Loading in the Transform Runtime

If you decide to implement resource loading in the transform runtime, you must implement a custom transform runtime class, in particular, to implement the get_transform_config() method that produces the configuration for the transform an in this example, load the domain list and store a Ray reference in the configuration. Let's look at the implementation, based on the block listing) transform. First define the initializer() which must accept a dictionary of parameters as generally will be defined by the configuration and its CLI parameters.

class BlockListRuntime(DefaultTableTransformRuntime):

    def __init__(self, params: dict[str, Any]):
        super().__init__(params)

Once this is done, you need to at least implement get_transform_config method, which is called by the Ray orchestrator to establish the transform configuration parameters passed to the Ray Worker that then creates the transform instance using the provided configuation parameters. In short, these are the parameters that will be used to configure your transform in the Ray worker.

    def get_transform_config(
        self, data_access_factory: DataAccessFactory, statistics: ActorHandle, files: list[str]
    ) -> dict[str, Any]:
        # create the list of blocked domains by reading the files at the conf_url location
        url = self.params.get(blocked_domain_list_path_key, None)
        if url is None:
            raise RuntimeError(f"Missing configuration key {blocked_domain_list_path_key}")
        blocklist_data_access_factory = self.params.get(block_data_factory_key, None)
        if blocklist_data_access_factory is None:
            raise RuntimeError(f"Missing configuration key {block_data_factory_key}")
        # Load domain list 
        domain_list = get_domain_list(url, blocklist_data_access_factory.create_data_access())
        # Store it in Ray object storage
        domain_refs = ray.put(domain_list)
        # Put the reference in the configuration that the transform initializer will use.
        return {domain_refs_key: domain_refs} | self.params

In the implementation above, we do something very similiar to what was done in the transform initializer, except that here we store the loaded resource (i.e. the domain list) in Ray global memory and place the key for the stored object in the configuration.
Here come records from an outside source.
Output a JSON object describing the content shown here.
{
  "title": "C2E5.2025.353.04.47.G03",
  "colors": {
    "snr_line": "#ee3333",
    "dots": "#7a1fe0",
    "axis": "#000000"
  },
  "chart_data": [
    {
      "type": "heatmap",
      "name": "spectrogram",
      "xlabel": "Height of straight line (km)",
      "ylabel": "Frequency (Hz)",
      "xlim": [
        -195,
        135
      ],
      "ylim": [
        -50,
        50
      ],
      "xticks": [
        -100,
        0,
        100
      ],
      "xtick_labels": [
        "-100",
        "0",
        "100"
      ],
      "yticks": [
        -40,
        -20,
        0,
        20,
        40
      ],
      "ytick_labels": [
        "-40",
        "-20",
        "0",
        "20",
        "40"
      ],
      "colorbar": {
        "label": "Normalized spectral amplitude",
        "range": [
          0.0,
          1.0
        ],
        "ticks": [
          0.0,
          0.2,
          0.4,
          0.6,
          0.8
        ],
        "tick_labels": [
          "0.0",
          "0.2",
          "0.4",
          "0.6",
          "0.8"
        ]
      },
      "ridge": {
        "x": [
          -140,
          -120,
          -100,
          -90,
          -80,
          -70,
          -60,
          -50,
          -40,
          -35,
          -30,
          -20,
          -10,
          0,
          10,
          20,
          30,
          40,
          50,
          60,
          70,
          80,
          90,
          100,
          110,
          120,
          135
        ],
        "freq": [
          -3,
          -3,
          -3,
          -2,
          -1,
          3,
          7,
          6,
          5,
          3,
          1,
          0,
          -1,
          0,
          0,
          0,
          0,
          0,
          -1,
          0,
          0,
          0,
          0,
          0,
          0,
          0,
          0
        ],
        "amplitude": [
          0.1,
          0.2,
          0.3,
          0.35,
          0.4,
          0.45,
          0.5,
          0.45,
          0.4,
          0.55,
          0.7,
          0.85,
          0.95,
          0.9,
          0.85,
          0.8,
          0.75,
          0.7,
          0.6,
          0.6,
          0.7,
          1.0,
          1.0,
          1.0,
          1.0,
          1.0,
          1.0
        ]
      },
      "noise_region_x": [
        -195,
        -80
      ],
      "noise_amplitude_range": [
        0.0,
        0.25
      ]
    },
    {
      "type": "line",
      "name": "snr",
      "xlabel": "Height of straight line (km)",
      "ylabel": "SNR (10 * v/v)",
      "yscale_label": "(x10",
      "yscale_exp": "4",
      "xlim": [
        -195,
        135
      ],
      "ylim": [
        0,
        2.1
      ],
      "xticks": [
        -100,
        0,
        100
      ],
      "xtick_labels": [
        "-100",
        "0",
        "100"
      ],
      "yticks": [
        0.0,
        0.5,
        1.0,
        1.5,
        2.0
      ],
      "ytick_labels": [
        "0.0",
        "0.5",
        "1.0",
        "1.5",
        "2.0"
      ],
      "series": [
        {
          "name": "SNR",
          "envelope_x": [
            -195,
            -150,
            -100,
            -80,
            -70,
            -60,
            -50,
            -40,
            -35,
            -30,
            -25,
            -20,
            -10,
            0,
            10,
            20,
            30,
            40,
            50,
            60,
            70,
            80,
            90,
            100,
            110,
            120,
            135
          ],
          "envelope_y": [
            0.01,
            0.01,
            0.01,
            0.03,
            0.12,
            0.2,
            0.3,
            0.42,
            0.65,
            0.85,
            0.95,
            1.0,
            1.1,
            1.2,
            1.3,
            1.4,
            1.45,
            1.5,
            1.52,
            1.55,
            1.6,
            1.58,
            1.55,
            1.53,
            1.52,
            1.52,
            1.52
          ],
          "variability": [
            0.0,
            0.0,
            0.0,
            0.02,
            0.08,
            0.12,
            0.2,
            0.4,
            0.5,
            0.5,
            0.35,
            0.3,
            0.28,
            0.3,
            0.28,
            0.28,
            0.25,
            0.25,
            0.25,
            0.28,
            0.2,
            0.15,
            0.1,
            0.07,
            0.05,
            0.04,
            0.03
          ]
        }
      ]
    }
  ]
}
This way the transform initializer can first look for this key and if found, avoid loading the domain list itself.

Alternatively, if you are downloading resources from the same source as the data itself, you can use input parameter data_access_factory to create data access and download everything that you need using it.

Finally, and as mentioned above, the transform's initializer looks to see if the key to the domain list is present and uses it instead of loading the domain list itself.

        runtime_provided_domain_refs = config.get(domain_refs_key, None)
        if runtime_provided_domain_refs is None:
            # this is useful during local debugging and testing without Ray
            url = config.get(blocked_domain_list_path_key, None)
            if url is None:
                raise RuntimeError(f"Missing configuration value for key {annotation_column_name_key}")
            daf = config.get(block_data_factory_key, None)
            if url is None:
                raise RuntimeError(f"Missing configuration value for key {block_data_factory_key}")
            data_access = daf.create_data_access()
            domain_list = get_domain_list(url, data_access)
        else:
            # This is recommended for production approach. In this case domain list is build by the
            # runtime once, loaded to the object store and can be accessed by actors without additional reads
            try:
                domain_list = ray.get(runtime_provided_domain_refs)
            except Exception as e:
                logger.info(f"Exception loading list of block listed domains from ray object storage {e}")
                raise RuntimeError(f"exception loading from object storage for key {runtime_provided_domain_refs}")

Conclusion

Generally, although both resource loading approaches can be used, we recommend always implementing loading in the transform initializer, and if desired, loading in the transform runtime if feasible (picklable, etc) or desirable for other reasons such as network bandwidth.